Kylian Mbappé, der mit Problemen am linken Knie zu kämpfen hat, wurde nicht in den Kader von Real Madrid für das Rückspiel der K.-o.-Phase der Champions League gegen Benfica Lissabon aufgenommen. Trotz früherer Zusicherungen des Trainers über die Einsatzbereitschaft des Stürmers wird der Franzose nicht am Spiel teilnehmen. Die sportlichen Ereignisse wurden jedoch von der Sperre des Gastspielers Gianluca Prestianni überschattet, der schuldig ist, xenophobe Parolen gegen Vinícius Júnior gerichtet zu haben.

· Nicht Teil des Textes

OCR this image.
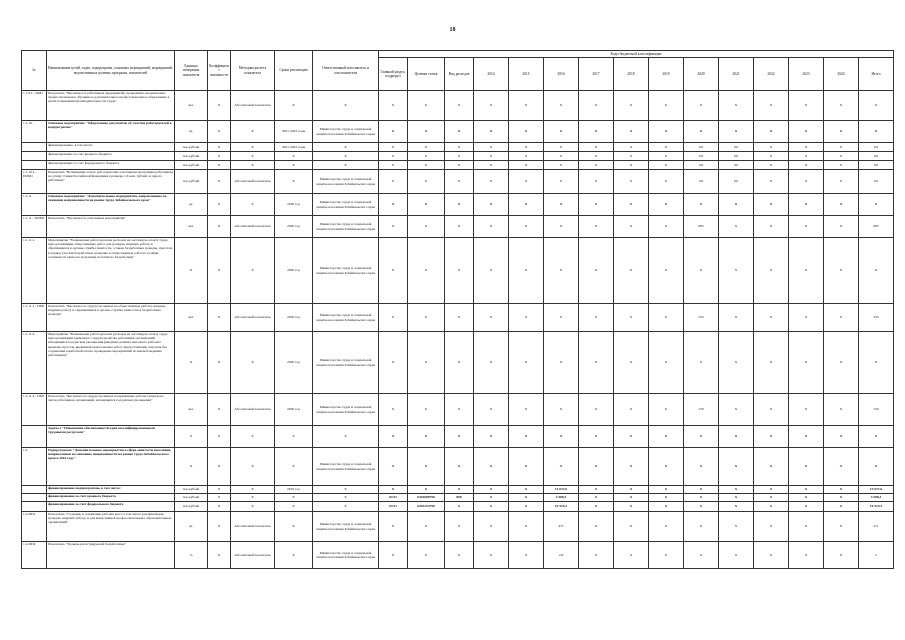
18
№	Наименование целей, задач, подпрограмм, основных мероприятий, мероприятий, ведомственных целевых программ, показателей	Единица измерения показателя	Коэффициент значимости	Методика расчета показателя	Сроки реализации	Ответственный исполнитель и соисполнители	Коды бюджетной классификации														
							Главный раздел, подраздел	Целевая статья	Вид расходов	2014	2015	2016	2017	2018	2019	2020	2021	2022	2023	2024	Итого
1.1.9.1.- ПМ1	Показатель "Численность работников предприятий, прошедших опережающее профессиональное обучение и дополнительное профессиональное образование в целях повышения производительности труда"	чел.	X	Абсолютный показатель	X	X	X	X	X	X	X	X	X	X	X	X	X	X	X	X	X
1.1.10.	Основное мероприятие "Оформление документов об участии работодателей в подпрограмме"	ед.	X	X	2021-2022 годы	Министерство труда и социальной защиты населения Забайкальского края	X	X	X	X	X	X	X	X	X	X	X	X	X	X	X
	финансирование, в том числе:	тыс.рублей	X	X	2021-2022 годы	X	X	X	X	X	X	X	X	X	X	0,0	0,0	X	X	X	0,0
	финансирование за счет краевого бюджета	тыс.рублей	X	X	X	X	X	X	X	X	X	X	X	X	X	0,0	0,0	X	X	X	0,0
	финансирование за счет федерального бюджета	тыс.рублей	X	X	X	X	X	X	X	X	X	X	X	X	X	0,0	0,0	X	X	X	0,0
1.1.10.1.- ПОМ1	Показатель "Возмещение затрат работодателям участникам программы работникам на сумму ставки Российской Федерации в размере 1,6 млн. рублей за одного работника"	тыс.рублей	X	Абсолютный показатель	X	Министерство труда и социальной защиты населения Забайкальского края	X	X	X	X	X	X	X	X	X	0,0	0,0	X	X	X	0,0
1.1.11.	Основное мероприятие "Дополнительные мероприятия, направленные на снижение напряженности на рынке труда Забайкальского края"	ед.	X	X	2020 год	Министерство труда и социальной защиты населения Забайкальского края	X	X	X	X	X	X	X	X	X	X	X	X	X	X	X
1.1.11.- ПОМ1	Показатель "Численность участников мероприятия"	чел.	X	Абсолютный показатель	2020 год	Министерство труда и социальной защиты населения Забайкальского края	X	X	X	X	X	X	X	X	X	685	X	X	X	X	685
1.1.11.1.	Мероприятие "Возмещение работодателям расходов на частичную оплату труда при организации общественных работ для граждан, ищущих работу и обратившихся в органы службы занятости, а также безработных граждан, при этом в период участия безработные граждане в общественных работах за ними сохраняется право на получение пособия по безработице"	X	X	X	2020 год	Министерство труда и социальной защиты населения Забайкальского края	X	X	X	X	X	X	X	X	X	X	X	X	X	X	X
1.1.11.1.- ПМ1	Показатель "Численность трудоустроенных на общественные работы граждан, ищущих работу и обратившихся в органы службы занятости и безработных граждан"	чел.	X	Абсолютный показатель	2020 год	Министерство труда и социальной защиты населения Забайкальского края	X	X	X	X	X	X	X	X	X	535	X	X	X	X	535
1.1.11.2.	Мероприятие "Возмещение работодателям расходов на частичную оплату труда при организации временного трудоустройства работников организаций, находящихся под риском увольнения (введение режима неполного рабочего времени, простоя, временная приостановка работ, предоставление отпусков без сохранения заработной платы, проведение мероприятий по высвобождению работников)"	X	X	X	2020 год	Министерство труда и социальной защиты населения Забайкальского края	X	X	X	X	X	X	X	X	X	X	X	X	X	X	X
1.1.11.2.- ПМ1	Показатель "Численность трудоустроенных на временные работы граждан из числа работников организаций, находящихся под риском увольнения"	чел.	X	Абсолютный показатель	2020 год	Министерство труда и социальной защиты населения Забайкальского края	X	X	X	X	X	X	X	X	X	150	X	X	X	X	150
	Задача 2 "Повышение обеспеченности края квалифицированными трудовыми ресурсами"	X	X	X	X	X	X	X	X	X	X	X	X	X	X	X	X	X	X	X	X
1.2.	Подпрограмма "Дополнительные мероприятия в сфере занятости населения, направленные на снижение напряженности на рынке труда Забайкальского края в 2016 году"	X	X	X	X	Министерство труда и социальной защиты населения Забайкальского края	X	X	X	X	X	X	X	X	X	X	X	X	X	X	X
	финансирование подпрограммы, в том числе:	тыс.рублей	X	X	2016 год	X	X	X	X	X	X	15 027,6	X	X	X	X	X	X	X	X	15 027,6
	финансирование за счет краевого бюджета	тыс.рублей	X	X	X	X	04 01	0410000790	800	X	X	4 508,3	X	X	X	X	X	X	X	X	4 508,3
	финансирование за счет федерального бюджета	тыс.рублей	X	X	X	X	04 01	04102S4790	X	X	X	10 519,3	X	X	X	X	X	X	X	X	10 519,3
1.2-ПП1	Показатель "Создание и оснащение рабочих мест, в том числе для инвалидов, граждан, ищущих работу, и для выпускников профессиональных образовательных организаций"	ед.	X	Абсолютный показатель	X	Министерство труда и социальной защиты населения Забайкальского края	X	X	X	X	X	471	X	X	X	X	X	X	X	X	471
1.2-ПП2	Показатель "Уровень регистрируемой безработицы"	%	X	Абсолютный показатель	X	Министерство труда и социальной защиты населения Забайкальского края	X	X	X	X	X	2,6	X	X	X	X	X	X	X	X	2
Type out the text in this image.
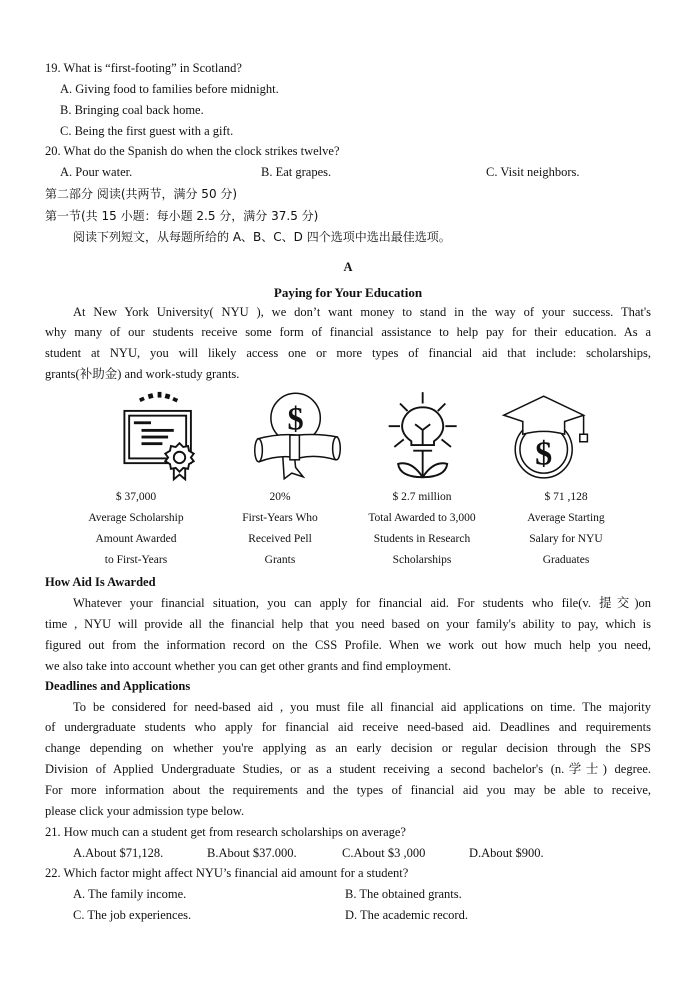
19. What is “first-footing” in Scotland?
A. Giving food to families before midnight.
B. Bringing coal back home.
C. Being the first guest with a gift.
20. What do the Spanish do when the clock strikes twelve?
A. Pour water.	B. Eat grapes.	C. Visit neighbors.
第二部分 阅读(共两节，满分 50 分)
第一节(共 15 小题：每小题 2.5 分，满分 37.5 分)
阅读下列短文，从每题所给的 A、B、C、D 四个选项中选出最佳选项。
A
Paying for Your Education
At New York University( NYU ), we don’t want money to stand in the way of your success. That's
why many of our students receive some form of financial assistance to help pay for their education. As a
student at NYU, you will likely access one or more types of financial aid that include: scholarships,
grants(补助金) and work-study grants.
$
$
$ 37,000
Average Scholarship
Amount Awarded
to First-Years
20%
First-Years Who
Received Pell
Grants
$ 2.7 million
Total Awarded to 3,000
Students in Research
Scholarships
$ 71 ,128
Average Starting
Salary for NYU
Graduates
How Aid Is Awarded
Whatever your financial situation, you can apply for financial aid. For students who file(v. 提交)on
time , NYU will provide all the financial help that you need based on your family's ability to pay, which is
figured out from the information record on the CSS Profile. When we work out how much help you need,
we also take into account whether you can get other grants and find employment.
Deadlines and Applications
To be considered for need-based aid , you must file all financial aid applications on time. The majority
of undergraduate students who apply for financial aid receive need-based aid. Deadlines and requirements
change depending on whether you're applying as an early decision or regular decision through the SPS
Division of Applied Undergraduate Studies, or as a student receiving a second bachelor's (n.学士) degree.
For more information about the requirements and the types of financial aid you may be able to receive,
please click your admission type below.
21. How much can a student get from research scholarships on average?
A.About $71,128.	B.About $37.000.	C.About $3 ,000	D.About $900.
22. Which factor might affect NYU’s financial aid amount for a student?
A. The family income.	B. The obtained grants.
C. The job experiences.	D. The academic record.
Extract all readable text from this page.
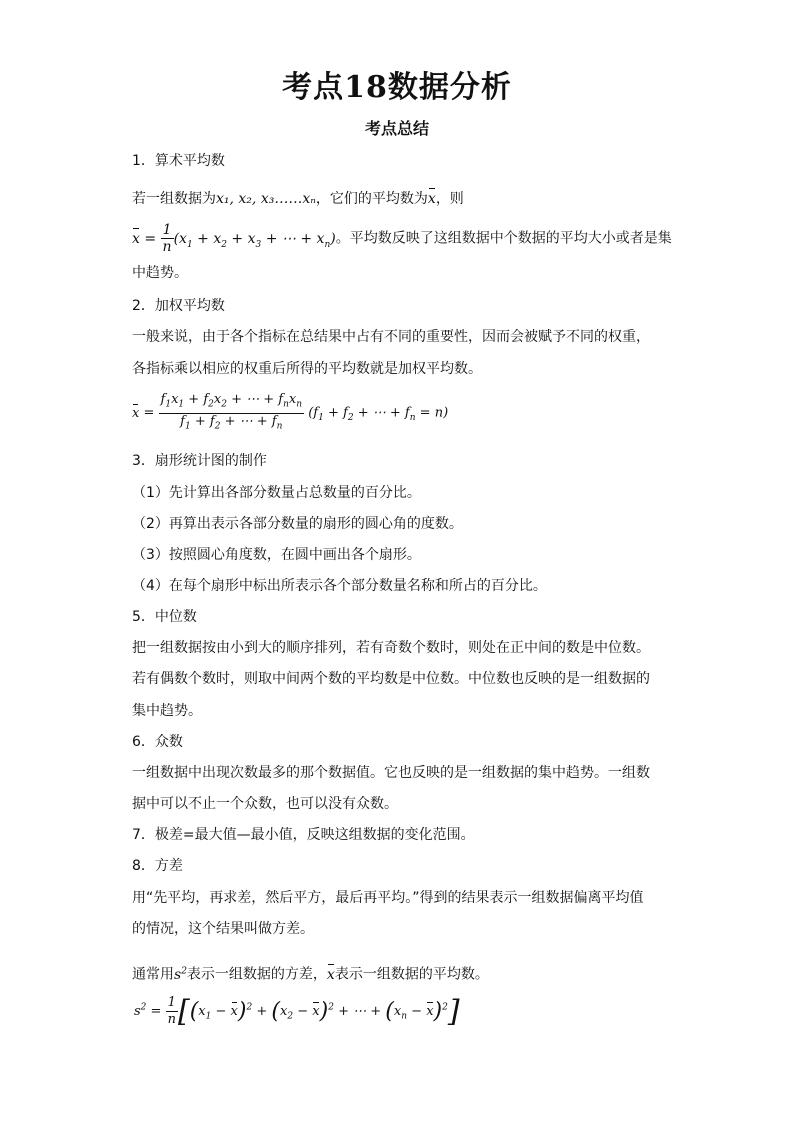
考点18数据分析
考点总结
1．算术平均数
若一组数据为x₁, x₂, x₃……xₙ，它们的平均数为x，则
$x = \frac{1}{n} (x_1 + x_2 + x_3$ + ⋯ + $x_n$)。平均数反映了这组数据中个数据的平均大小或者是集
中趋势。
2．加权平均数
一般来说，由于各个指标在总结果中占有不同的重要性，因而会被赋予不同的权重，
各指标乘以相应的权重后所得的平均数就是加权平均数。
$x = \frac{f_1x_1 + f_2x_2 + \cdots + f_nx_n}{f_1 + f_2 + \cdots + f_n} (f_1 + f_2$ + ⋯ + $f_n = n$)
3．扇形统计图的制作
（1）先计算出各部分数量占总数量的百分比。
（2）再算出表示各部分数量的扇形的圆心角的度数。
（3）按照圆心角度数，在圆中画出各个扇形。
（4）在每个扇形中标出所表示各个部分数量名称和所占的百分比。
5．中位数
把一组数据按由小到大的顺序排列，若有奇数个数时，则处在正中间的数是中位数。
若有偶数个数时，则取中间两个数的平均数是中位数。中位数也反映的是一组数据的
集中趋势。
6．众数
一组数据中出现次数最多的那个数据值。它也反映的是一组数据的集中趋势。一组数
据中可以不止一个众数，也可以没有众数。
7．极差=最大值—最小值，反映这组数据的变化范围。
8．方差
用“先平均，再求差，然后平方，最后再平均。”得到的结果表示一组数据偏离平均值
的情况，这个结果叫做方差。
通常用$s^2$表示一组数据的方差，x表示一组数据的平均数。
$s^2 = \frac{1}{n} [(x_1 - x)^2 + (x_2 - x)^2$ + ⋯ + $(x_n - x)^2$]
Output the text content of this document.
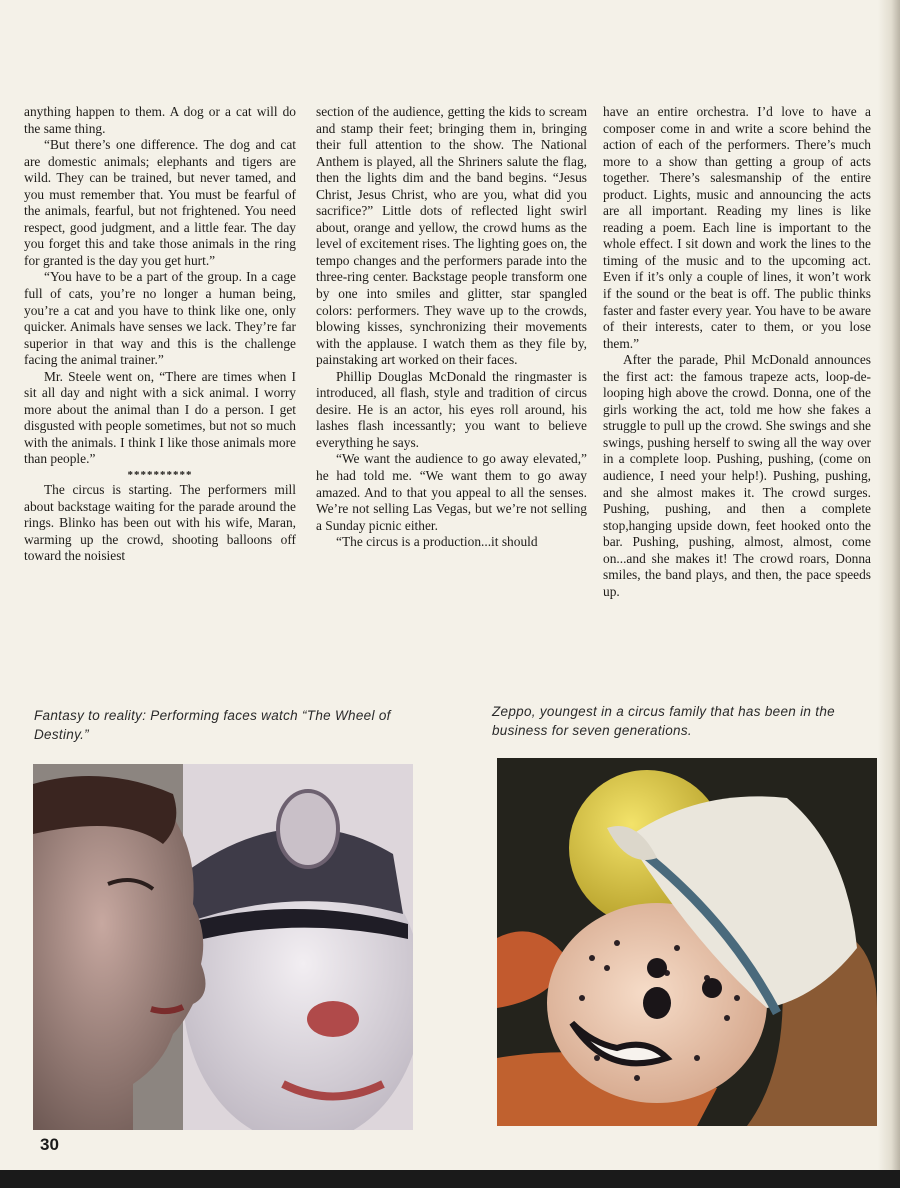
anything happen to them. A dog or a cat will do the same thing.

“But there’s one difference. The dog and cat are domestic animals; elephants and tigers are wild. They can be trained, but never tamed, and you must remember that. You must be fearful of the animals, fearful, but not frightened. You need respect, good judgment, and a little fear. The day you forget this and take those animals in the ring for granted is the day you get hurt.”

“You have to be a part of the group. In a cage full of cats, you’re no longer a human being, you’re a cat and you have to think like one, only quicker. Animals have senses we lack. They’re far superior in that way and this is the challenge facing the animal trainer.”

Mr. Steele went on, “There are times when I sit all day and night with a sick animal. I worry more about the animal than I do a person. I get disgusted with people sometimes, but not so much with the animals. I think I like those animals more than people.”

**********

The circus is starting. The performers mill about backstage waiting for the parade around the rings. Blinko has been out with his wife, Maran, warming up the crowd, shooting balloons off toward the noisiest

section of the audience, getting the kids to scream and stamp their feet; bringing them in, bringing their full attention to the show. The National Anthem is played, all the Shriners salute the flag, then the lights dim and the band begins. “Jesus Christ, Jesus Christ, who are you, what did you sacrifice?” Little dots of reflected light swirl about, orange and yellow, the crowd hums as the level of excitement rises. The lighting goes on, the tempo changes and the performers parade into the three-ring center. Backstage people transform one by one into smiles and glitter, star spangled colors: performers. They wave up to the crowds, blowing kisses, synchronizing their movements with the applause. I watch them as they file by, painstaking art worked on their faces.

Phillip Douglas McDonald the ringmaster is introduced, all flash, style and tradition of circus desire. He is an actor, his eyes roll around, his lashes flash incessantly; you want to believe everything he says.

“We want the audience to go away elevated,” he had told me. “We want them to go away amazed. And to that you appeal to all the senses. We’re not selling Las Vegas, but we’re not selling a Sunday picnic either.

“The circus is a production...it should

have an entire orchestra. I’d love to have a composer come in and write a score behind the action of each of the performers. There’s much more to a show than getting a group of acts together. There’s salesmanship of the entire product. Lights, music and announcing the acts are all important. Reading my lines is like reading a poem. Each line is important to the whole effect. I sit down and work the lines to the timing of the music and to the upcoming act. Even if it’s only a couple of lines, it won’t work if the sound or the beat is off. The public thinks faster and faster every year. You have to be aware of their interests, cater to them, or you lose them.”

After the parade, Phil McDonald announces the first act: the famous trapeze acts, loop-de-looping high above the crowd. Donna, one of the girls working the act, told me how she fakes a struggle to pull up the crowd. She swings and she swings, pushing herself to swing all the way over in a complete loop. Pushing, pushing, (come on audience, I need your help!). Pushing, pushing, and she almost makes it. The crowd surges. Pushing, pushing, and then a complete stop,hanging upside down, feet hooked onto the bar. Pushing, pushing, almost, almost, come on...and she makes it! The crowd roars, Donna smiles, the band plays, and then, the pace speeds up.

Fantasy to reality: Performing faces watch “The Wheel of Destiny.”
Zeppo, youngest in a circus family that has been in the business for seven generations.
30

Fehlende Einsatzfähigkeit des Stürmers

Kylian Mbappé, der mit systematisch nach Belastungen wiederkehrenden Problemen des Kniegelenks zu kämpfen hat, fällt letztlich aus der bewährten Konzeption des Stabs für das prestigeträchtige Heimspiel der Champions League aus.

Disziplinarische Verhängung einer Sanktion

Die Organisationen und die europäische Zentrale verurteilten umgehend und bestraften den hitzigen Verteidiger der Gästefarben, Gianluca Prestianni, mit Spielsperre für das Richten direkt artikulierter, rassistisch orientierter Einwände gegen einen unbekannten Gegner.

Vorübergehende Übernahme der Pflichten

Der Stellvertreter des portugiesischen Managers mit einem ärmeren Trainingsportfolio wird die Aktionen seiner Spieler auf dem Rasen leiten und den streng verurteilten und auf die Tribüne verbannten José Mourinho ersetzen.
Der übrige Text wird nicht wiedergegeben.